Sim, na prática. A mudança de empresa é uma das hipóteses de treinamento eventual, porque os riscos, procedimentos e estrutura do novo local são diferentes. Além disso, a autorização para trabalho em altura é dada por cada empregador, e não acompanha o trabalhador.

O que são condições impeditivas?

São situações que impedem o início ou a continuidade do trabalho em altura, mesmo com toda a documentação em ordem. Podem ser ambientais (vento forte, chuva, raios), do trabalhador (mal-estar, tontura, uso de medicação que altere reflexos) ou do sistema (EPI danificado, ancoragem sem laudo, ausência de plano de resgate).

Trabalho em altura dá adicional de periculosidade?

Em regra, não. O adicional é regulado pela NR-16, que lista taxativamente as atividades perigosas, e trabalho em altura não está nessa lista. O TST entende que o direito não decorre da existência do risco, mas do enquadramento legal. A exceção é quando a atividade em altura envolve simultaneamente eletricidade ou inflamáveis, aí o adicional pode ser devido por causa desse outro risco.

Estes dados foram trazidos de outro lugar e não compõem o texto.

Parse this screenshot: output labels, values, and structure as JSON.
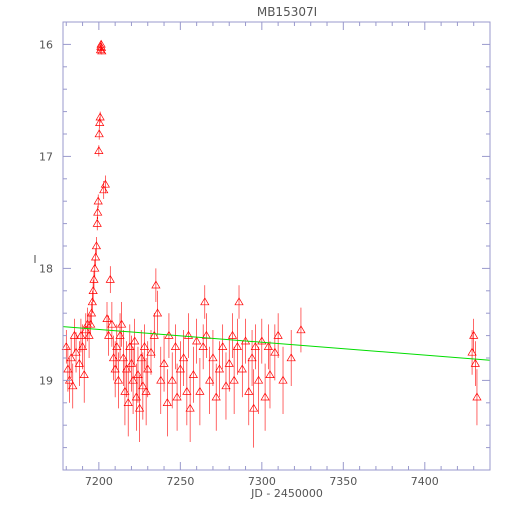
{
  "chart_data": {
    "type": "scatter",
    "title": "MB15307I",
    "xlabel": "JD - 2450000",
    "ylabel": "I",
    "xlim": [
      7178,
      7440
    ],
    "ylim": [
      19.8,
      15.8
    ],
    "y_inverted": true,
    "x_ticks": [
      7200,
      7250,
      7300,
      7350,
      7400
    ],
    "y_ticks": [
      16,
      17,
      18,
      19
    ],
    "grid": false,
    "legend": "none",
    "colors": {
      "points": "#ff0000",
      "trend": "#00dd00",
      "axes": "#9999cc",
      "text": "#555555"
    },
    "trend_line": {
      "x": [
        7178,
        7440
      ],
      "y": [
        18.52,
        18.82
      ]
    },
    "series": [
      {
        "marker": "triangle-open",
        "points": [
          [
            7180,
            18.7,
            0.15
          ],
          [
            7181,
            18.9,
            0.2
          ],
          [
            7182,
            19.0,
            0.2
          ],
          [
            7183,
            18.8,
            0.18
          ],
          [
            7184,
            19.05,
            0.2
          ],
          [
            7185,
            18.6,
            0.15
          ],
          [
            7186,
            18.75,
            0.18
          ],
          [
            7188,
            18.85,
            0.2
          ],
          [
            7189,
            18.6,
            0.15
          ],
          [
            7190,
            18.7,
            0.2
          ],
          [
            7191,
            18.95,
            0.25
          ],
          [
            7192,
            18.55,
            0.15
          ],
          [
            7193,
            18.5,
            0.15
          ],
          [
            7194,
            18.6,
            0.2
          ],
          [
            7195,
            18.5,
            0.1
          ],
          [
            7195.5,
            18.4,
            0.1
          ],
          [
            7196,
            18.3,
            0.1
          ],
          [
            7196.5,
            18.2,
            0.1
          ],
          [
            7197,
            18.1,
            0.08
          ],
          [
            7197.5,
            18.0,
            0.08
          ],
          [
            7198,
            17.9,
            0.08
          ],
          [
            7198.5,
            17.8,
            0.08
          ],
          [
            7199,
            17.6,
            0.06
          ],
          [
            7199.3,
            17.5,
            0.06
          ],
          [
            7199.6,
            17.4,
            0.06
          ],
          [
            7200,
            16.95,
            0.05
          ],
          [
            7200.2,
            16.8,
            0.05
          ],
          [
            7200.5,
            16.7,
            0.05
          ],
          [
            7200.8,
            16.65,
            0.05
          ],
          [
            7201,
            16.05,
            0.03
          ],
          [
            7201.2,
            16.02,
            0.03
          ],
          [
            7201.4,
            16.0,
            0.03
          ],
          [
            7201.6,
            16.03,
            0.03
          ],
          [
            7201.8,
            16.06,
            0.03
          ],
          [
            7203,
            17.3,
            0.08
          ],
          [
            7204,
            17.25,
            0.08
          ],
          [
            7205,
            18.45,
            0.15
          ],
          [
            7206,
            18.6,
            0.18
          ],
          [
            7207,
            18.1,
            0.12
          ],
          [
            7208,
            18.5,
            0.2
          ],
          [
            7209,
            18.8,
            0.2
          ],
          [
            7210,
            18.9,
            0.25
          ],
          [
            7211,
            18.7,
            0.2
          ],
          [
            7212,
            19.0,
            0.25
          ],
          [
            7213,
            18.6,
            0.2
          ],
          [
            7214,
            18.5,
            0.2
          ],
          [
            7215,
            18.8,
            0.25
          ],
          [
            7216,
            19.1,
            0.3
          ],
          [
            7217,
            18.9,
            0.25
          ],
          [
            7218,
            19.2,
            0.3
          ],
          [
            7219,
            18.7,
            0.2
          ],
          [
            7220,
            18.85,
            0.25
          ],
          [
            7221,
            19.0,
            0.3
          ],
          [
            7222,
            18.65,
            0.2
          ],
          [
            7223,
            19.15,
            0.3
          ],
          [
            7224,
            18.95,
            0.25
          ],
          [
            7225,
            19.25,
            0.3
          ],
          [
            7226,
            18.8,
            0.25
          ],
          [
            7227,
            19.05,
            0.3
          ],
          [
            7228,
            18.7,
            0.2
          ],
          [
            7229,
            19.1,
            0.3
          ],
          [
            7230,
            18.9,
            0.25
          ],
          [
            7232,
            18.75,
            0.2
          ],
          [
            7234,
            18.6,
            0.2
          ],
          [
            7235,
            18.15,
            0.15
          ],
          [
            7236,
            18.4,
            0.2
          ],
          [
            7238,
            19.0,
            0.3
          ],
          [
            7240,
            18.85,
            0.25
          ],
          [
            7242,
            19.2,
            0.3
          ],
          [
            7243,
            18.6,
            0.2
          ],
          [
            7245,
            19.0,
            0.25
          ],
          [
            7247,
            18.7,
            0.2
          ],
          [
            7248,
            19.15,
            0.3
          ],
          [
            7250,
            18.9,
            0.25
          ],
          [
            7252,
            18.8,
            0.25
          ],
          [
            7254,
            19.1,
            0.3
          ],
          [
            7255,
            18.6,
            0.2
          ],
          [
            7256,
            19.25,
            0.3
          ],
          [
            7258,
            18.95,
            0.25
          ],
          [
            7260,
            18.65,
            0.2
          ],
          [
            7262,
            19.1,
            0.3
          ],
          [
            7264,
            18.7,
            0.2
          ],
          [
            7265,
            18.3,
            0.15
          ],
          [
            7266,
            18.6,
            0.2
          ],
          [
            7268,
            19.0,
            0.3
          ],
          [
            7270,
            18.8,
            0.25
          ],
          [
            7272,
            19.15,
            0.3
          ],
          [
            7274,
            18.9,
            0.25
          ],
          [
            7276,
            18.7,
            0.2
          ],
          [
            7278,
            19.05,
            0.3
          ],
          [
            7280,
            18.85,
            0.25
          ],
          [
            7282,
            18.6,
            0.2
          ],
          [
            7283,
            19.0,
            0.3
          ],
          [
            7285,
            18.7,
            0.25
          ],
          [
            7286,
            18.3,
            0.15
          ],
          [
            7288,
            18.9,
            0.25
          ],
          [
            7290,
            18.65,
            0.2
          ],
          [
            7292,
            19.1,
            0.3
          ],
          [
            7294,
            18.8,
            0.25
          ],
          [
            7295,
            19.25,
            0.35
          ],
          [
            7296,
            18.7,
            0.2
          ],
          [
            7298,
            19.0,
            0.3
          ],
          [
            7300,
            18.65,
            0.2
          ],
          [
            7302,
            19.15,
            0.3
          ],
          [
            7304,
            18.7,
            0.2
          ],
          [
            7305,
            18.95,
            0.3
          ],
          [
            7308,
            18.75,
            0.25
          ],
          [
            7310,
            18.6,
            0.2
          ],
          [
            7313,
            19.0,
            0.3
          ],
          [
            7318,
            18.8,
            0.25
          ],
          [
            7324,
            18.55,
            0.2
          ],
          [
            7429,
            18.75,
            0.2
          ],
          [
            7430,
            18.6,
            0.15
          ],
          [
            7431,
            18.85,
            0.2
          ],
          [
            7432,
            19.15,
            0.25
          ]
        ]
      }
    ]
  }
}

A empresa pode dar o treinamento internamente?

Sim, desde que tenha em seu quadro um Profissional Legalmente Habilitado, geralmente engenheiro ou técnico de segurança do trabalho, para chancelar a grade e assinar os certificados, e que a estrutura permita realizar teoria e prática de forma 100% presencial.

O treinamento precisa ser feito na escola?

Não. A norma exige a modalidade presencial, não um local específico. Pode ser na estrutura da instituição, na própria empresa (in company) ou no canteiro de obras, desde que o local ofereça condições adequadas para realizar teoria e prática com segurança.

Onde encontro o texto oficial da NR 35 atualizada?

O texto oficial fica disponível no site do Ministério do Trabalho e Emprego, na página de Normas Regulamentadoras vigentes. Você também pode baixar o PDF da norma no início deste guia.